Cette fois, dans la fraîcheur la nuit tropicale, elle s'étouffait doucement, au son du bruissement des feuilles de cocotier et des vagues sur le récif, elle s'étouffait en laissant ruisseler des larmes sur ses joues, elle s'étouffait en pensant à cette nuit d'avril et à toutes les autres qui ont suivi, toutes les autres jusqu'à ce qu'il revienne, toutes ces nuits réveillée, exténuée, à deux heures du matin sans pouvoir se rendormir, elle s'étouffait aussi en pensant à ces soirées de déprime de l'automne depuis qu'il l'avait quittée à nouveau, toutes ces soirées glauques toute seule chez elle, en Corse. Elle laissa couler ses larmes sans arriver à se raisonner : pourquoi une telle crise d'angoisse, ici, auprès de Gwen, cet homme si généreux, si attentionné, si aimant, si rassurant ? Etait-ce possible que Stéphane l'ait détruite à ce point ?

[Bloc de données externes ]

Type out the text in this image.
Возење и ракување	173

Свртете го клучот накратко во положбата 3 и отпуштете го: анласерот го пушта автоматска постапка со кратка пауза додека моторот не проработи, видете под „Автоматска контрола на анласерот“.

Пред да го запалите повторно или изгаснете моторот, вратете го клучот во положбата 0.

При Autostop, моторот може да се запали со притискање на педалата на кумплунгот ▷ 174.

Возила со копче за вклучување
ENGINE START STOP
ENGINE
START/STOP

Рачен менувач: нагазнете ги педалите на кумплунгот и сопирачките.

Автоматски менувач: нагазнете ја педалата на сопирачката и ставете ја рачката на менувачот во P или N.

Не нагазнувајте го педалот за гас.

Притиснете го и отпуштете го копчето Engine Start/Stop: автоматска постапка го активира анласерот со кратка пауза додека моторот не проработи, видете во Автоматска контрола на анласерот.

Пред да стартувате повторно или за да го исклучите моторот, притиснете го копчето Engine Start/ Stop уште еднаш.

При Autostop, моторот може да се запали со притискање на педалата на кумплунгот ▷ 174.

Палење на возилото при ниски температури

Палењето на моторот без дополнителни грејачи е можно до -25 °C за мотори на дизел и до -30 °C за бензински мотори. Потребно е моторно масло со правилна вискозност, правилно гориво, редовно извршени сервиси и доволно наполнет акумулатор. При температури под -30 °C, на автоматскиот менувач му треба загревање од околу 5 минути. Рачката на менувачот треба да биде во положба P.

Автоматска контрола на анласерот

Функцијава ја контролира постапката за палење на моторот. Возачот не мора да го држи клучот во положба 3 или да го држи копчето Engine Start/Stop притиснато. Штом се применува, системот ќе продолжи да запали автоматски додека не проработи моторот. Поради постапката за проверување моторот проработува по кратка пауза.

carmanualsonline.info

Depuis combien de temps pleurait-elle ? Elle était assise dans le lit, prostrée et secouée de spasmes. C'est ça qui l'avait réveillé. Il s'était retourné doucement et l'avait vu dans le clair de lune, entre les ombres des feuilles de cocotier. Ses longs cheveux en vrac. Les yeux gonflés et luisants. Le corps grelottant. Malgré tout, il la trouvait belle. Emouvante plutôt. Névrosée mais émouvante. Il allait falloir qu'il déploie toutes ses forces pour l'aider à s'en sortir. Mais il y arriverait, il le savait, ou du moins, il le voulait. Parce qu'il l'avait invitée pour ça. Parce qu'elle le méritait. Parce qu'il voulait la mériter. Parce qu'elle lui plaisait. Bien plus que ce qu'il ne voulait se l'avouer.

Il tendit la main vers sa figure, sécha une de ses larmes avec le pouce et délicatement, l'amena contre lui. Il sentit sa joue mouillée sur son épaule. Il lui déposa un baiser sur le front. Puis sur l'autre joue. Il plongea ses yeux dans les siens. Il y vit un gouffre de tristesse. A combler. C'est pour ça qu'il la prit dans ses bras et la serra fort. Longtemps. Jusqu'à ce que son souffle devienne lent et régulier et qu'elle s'endorme, enveloppée dans la chaleur de leurs corps enlacés.

Qui l'empêcha de s'assoupir à son tour.